Doch nicht alle auslösenden Erkrankungen können optimal behandelt und bestenfalls geheilt werden - so zum Beispiel auch, wenn kognitive Einschränkungen im Rahmen des fortgeschrittenen Lebensalters ursächlich sind. Es gibt jedoch einige Tipps und Hausmittel, die helfen können, den Appetit wieder anzuregen:

Da bei der Entstehung des Appetits alle Sinneseindrücke verarbeitet werden, zum Beispiel der Geruch und das Aussehen, aber auch Geräusche und die Umgebungsatmosphäre, gibt es zahlreiche Möglichkeiten, den Appetit positiv zu beeinflussen.

Eine optisch ansprechende Zubereitung der Mahlzeiten kann dabei hilfreich sein: Das Essen sollte farbenfroh, abwechslungsreich und appetitlich angerichtet werden. Kleine Portionen und Häppchen wirken im Vergleich zu großen, üppigen Mahlzeiten appetitanregend. Am besten sollte auf das Trinken großer Mengen Flüssigkeit vor den Mahlzeiten verzichtet werden, dies sollte eher im Anschluss erfolgen.

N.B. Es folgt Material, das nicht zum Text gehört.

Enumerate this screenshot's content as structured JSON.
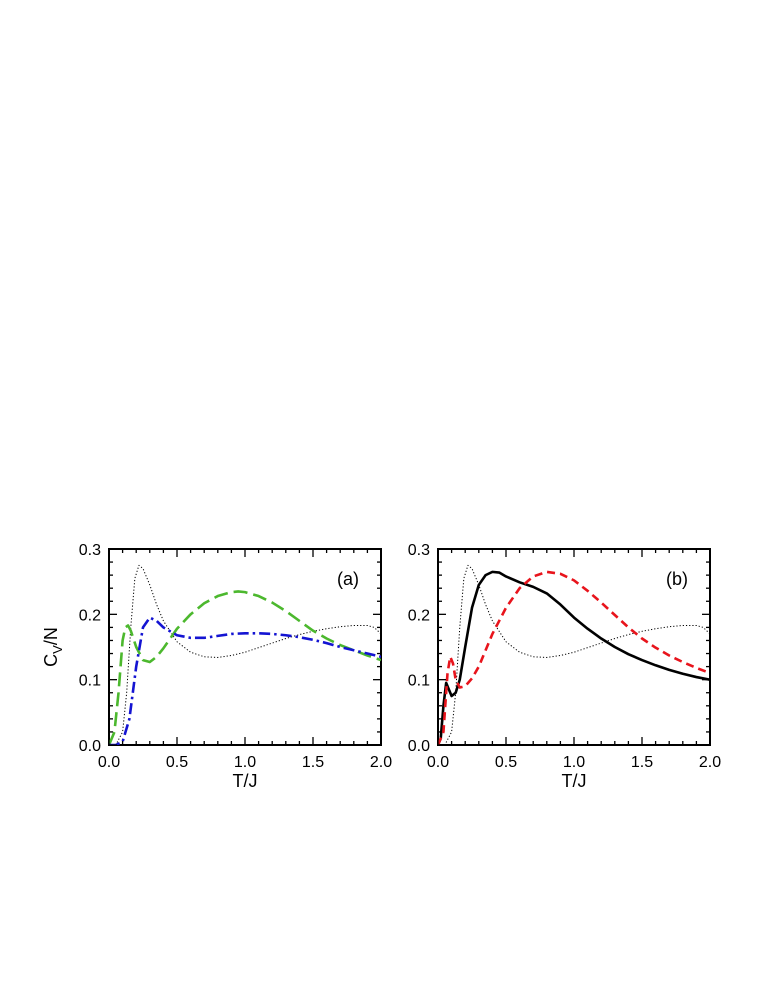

Die Verwendung aromatischer Gewürze kann appetitanregend wirken. Dazu zählen unter anderem Schnittlauch, Ingwer und Zimt. Auch Bitterstoffe, so zum Beispiel in Getränken wie Tonic Water und Bitter Lemon oder in verschiedenen Teesorten enthalten, können den Appetit fördern.

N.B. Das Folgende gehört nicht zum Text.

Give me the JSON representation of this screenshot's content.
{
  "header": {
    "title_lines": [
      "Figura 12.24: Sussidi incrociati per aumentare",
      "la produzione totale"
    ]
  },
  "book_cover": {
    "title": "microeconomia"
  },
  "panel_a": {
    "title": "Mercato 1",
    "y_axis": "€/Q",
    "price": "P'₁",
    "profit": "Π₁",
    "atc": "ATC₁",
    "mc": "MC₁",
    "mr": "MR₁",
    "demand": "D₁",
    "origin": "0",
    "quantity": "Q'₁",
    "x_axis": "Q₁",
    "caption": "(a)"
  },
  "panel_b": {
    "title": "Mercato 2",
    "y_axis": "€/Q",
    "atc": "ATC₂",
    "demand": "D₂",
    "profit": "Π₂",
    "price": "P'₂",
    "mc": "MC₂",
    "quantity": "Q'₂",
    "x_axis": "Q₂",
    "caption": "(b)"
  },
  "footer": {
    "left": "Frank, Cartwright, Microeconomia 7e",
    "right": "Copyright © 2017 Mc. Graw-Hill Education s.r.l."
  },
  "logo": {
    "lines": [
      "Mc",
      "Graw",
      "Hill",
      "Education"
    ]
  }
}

Da dies jedoch auch stark vom persönlichen Geschmack abhängig ist, müssen Betroffene individuell ausprobieren, was ihnen am besten hilft. Eine geistige Anregung im Sinne von einem Gang durch den Supermarkt oder dem Anschauen einer Koch-Show kann dem Appetit auf die Sprünge helfen und Ideen für weitere Mahlzeiten liefern.

Die Umgebungsatmosphäre kann ebenfalls einen entscheidenden Einfluss haben: Dabei können Betroffene kreativ werden und ausprobieren, was für sie am besten funktioniert. Es sollte auf eine möglichst stressfreie Atmosphäre geachtet werden - genug Zeit für die Mahlzeiten ist dabei essenziell.

Häufig fällt Betroffenen das Essen in lockerer Gemeinschaft mit anregenden Gesprächen deutlich leichter. Dies kann vom Gefühl der Appetitlosigkeit oder sogar vor gegebenenfalls auftretendem Ekel ablenken.

Eine Lebensstiländerung im Sinne von der Ausübung verschiedener Entspannungsverfahren oder einer gesteigerten körperlichen Aktivität, zum Beispiel im Rahmen abendlicher Spaziergänge, kann zum Gesamtwohlbefinden beitragen und somit den Appetit positiv beeinflussen.